Lean came initially from manufacturing where the goal is to (1) reduce the time to produce physical good, and (2) reduce the “inventory” needed in the process, and (3) reduce the “waste” produced during manufacturing. In manufacturing, managing inventory requires warehousing and logistics, this costs money. Materials that end up as waste cost money too but do not produce value. To reduce delivery time, each step in the delivery process must be optimised and wait time be reduced to the minimum.

These ideas can be translated to the software world if we consider that features under development are “inventory” and the development process is a pipeline that can be optimised. Features under development are “inventory” since they don’t produce value but must be managed. Waste is a bit harder to map but it represents all the unnecessary work that end up not being used (think of unused design document, analysis, etc.). The development pipeline can take many forms but is always a variation of define, build, verify, and release. The quicker a feature can transition in the pipeline the faster you produce value.

Lean in itself doesn’t require iteration. Iterations are needed to manage uncertainty and course-correct the product development in the face of new information. Lean is about optimising a delivery process. But the delivery process could be about the delivery of a similar item every time, like cars in the manufacturing world.

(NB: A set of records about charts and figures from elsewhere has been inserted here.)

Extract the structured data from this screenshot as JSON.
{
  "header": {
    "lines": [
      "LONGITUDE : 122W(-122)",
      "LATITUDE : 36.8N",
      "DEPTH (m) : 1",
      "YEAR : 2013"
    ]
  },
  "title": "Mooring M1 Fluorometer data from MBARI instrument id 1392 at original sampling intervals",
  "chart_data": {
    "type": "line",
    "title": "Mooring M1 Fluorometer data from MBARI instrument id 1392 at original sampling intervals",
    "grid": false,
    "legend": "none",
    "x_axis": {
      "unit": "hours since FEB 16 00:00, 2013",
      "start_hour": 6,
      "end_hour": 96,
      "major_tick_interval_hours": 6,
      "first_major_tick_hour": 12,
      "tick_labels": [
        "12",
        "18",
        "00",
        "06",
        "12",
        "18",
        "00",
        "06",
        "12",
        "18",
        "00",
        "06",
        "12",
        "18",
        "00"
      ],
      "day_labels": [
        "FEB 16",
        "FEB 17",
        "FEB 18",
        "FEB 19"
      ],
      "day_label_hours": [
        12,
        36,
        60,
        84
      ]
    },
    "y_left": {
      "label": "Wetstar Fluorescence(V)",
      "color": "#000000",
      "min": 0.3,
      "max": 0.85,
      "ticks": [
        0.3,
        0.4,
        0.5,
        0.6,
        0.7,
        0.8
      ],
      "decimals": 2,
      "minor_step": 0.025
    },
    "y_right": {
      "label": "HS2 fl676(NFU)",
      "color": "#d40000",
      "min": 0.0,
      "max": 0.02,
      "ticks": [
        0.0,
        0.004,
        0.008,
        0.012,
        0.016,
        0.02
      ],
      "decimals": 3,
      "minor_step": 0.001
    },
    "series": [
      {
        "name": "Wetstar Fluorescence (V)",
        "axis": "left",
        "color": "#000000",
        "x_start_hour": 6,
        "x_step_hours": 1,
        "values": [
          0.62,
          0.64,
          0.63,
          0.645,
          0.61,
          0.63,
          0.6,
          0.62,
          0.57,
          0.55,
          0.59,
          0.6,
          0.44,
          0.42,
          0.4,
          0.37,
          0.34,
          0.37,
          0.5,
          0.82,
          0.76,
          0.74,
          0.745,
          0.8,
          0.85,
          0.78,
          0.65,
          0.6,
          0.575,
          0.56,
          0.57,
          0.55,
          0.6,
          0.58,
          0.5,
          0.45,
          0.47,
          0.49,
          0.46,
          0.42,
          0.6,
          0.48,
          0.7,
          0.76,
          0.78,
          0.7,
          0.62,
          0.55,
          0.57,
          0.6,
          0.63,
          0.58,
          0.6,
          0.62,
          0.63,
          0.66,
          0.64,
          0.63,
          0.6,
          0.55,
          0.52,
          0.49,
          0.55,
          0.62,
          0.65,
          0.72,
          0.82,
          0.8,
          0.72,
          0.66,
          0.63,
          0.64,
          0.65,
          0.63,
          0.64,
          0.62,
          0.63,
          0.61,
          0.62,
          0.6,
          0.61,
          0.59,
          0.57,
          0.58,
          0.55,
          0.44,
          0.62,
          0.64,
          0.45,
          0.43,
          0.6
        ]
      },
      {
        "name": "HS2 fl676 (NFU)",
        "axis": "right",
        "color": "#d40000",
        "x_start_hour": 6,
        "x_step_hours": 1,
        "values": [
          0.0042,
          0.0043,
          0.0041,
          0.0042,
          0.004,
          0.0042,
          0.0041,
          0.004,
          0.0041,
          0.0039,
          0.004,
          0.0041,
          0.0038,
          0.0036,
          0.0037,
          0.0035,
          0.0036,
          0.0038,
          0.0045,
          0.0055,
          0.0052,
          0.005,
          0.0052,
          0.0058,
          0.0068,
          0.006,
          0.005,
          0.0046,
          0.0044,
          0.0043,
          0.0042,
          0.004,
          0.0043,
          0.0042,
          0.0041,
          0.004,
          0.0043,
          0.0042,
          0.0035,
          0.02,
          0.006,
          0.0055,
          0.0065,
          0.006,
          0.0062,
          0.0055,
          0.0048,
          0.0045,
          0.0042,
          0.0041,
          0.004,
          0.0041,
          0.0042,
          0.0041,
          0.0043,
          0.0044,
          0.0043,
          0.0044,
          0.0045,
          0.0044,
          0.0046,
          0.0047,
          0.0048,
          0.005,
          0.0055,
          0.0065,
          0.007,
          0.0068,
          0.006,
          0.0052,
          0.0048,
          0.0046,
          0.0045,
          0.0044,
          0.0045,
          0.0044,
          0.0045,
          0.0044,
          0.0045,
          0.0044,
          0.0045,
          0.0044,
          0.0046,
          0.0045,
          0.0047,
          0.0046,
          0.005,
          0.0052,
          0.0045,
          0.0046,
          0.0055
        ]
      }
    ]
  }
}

But Lean is also a great complement to iterative approaches like Scrum. In this case, the goal of the lean mindset is in a way to optimise the iteration speed. Rather than having several features with long delivery time, focus on few features and short delivery time.

SAFe emphasises the lean mindset with concepts like the continuous delivery pipeline and value stream mapping. Besides presiding over the process, the RTE are also charged to improve the flow of value in the organisation.

The lean mindset isn’t as established as the iterative mindset. I find it interesting that SAFe integrates it and promotes it. We conducted a value stream mapping session at work, and it was very enlightening. Thinking in waiting time, inventory, waste does indeed work in the software world, too.

It’s a simple way to highlight process and organisational issues. It gives clarity to what should be optimised and not get lost in organisation design. Chances are, if you want to reduce waiting time, you will have to solve a bunch of other problems first. The lean mindset positions these problems not as end in themselves, but as bottlenecks to short delivery time. It helps you prioritize these problems. It’s a bit like Test-driven Development (TDD). Making things testable requires that you figure out a good design first. But assessing testability is easier than assessing “good design”. In the case of Lean, minimising “waiting time” requires that you figure out a good organisation first, but measuring “waiting time” is easier than measuring “good organisation”.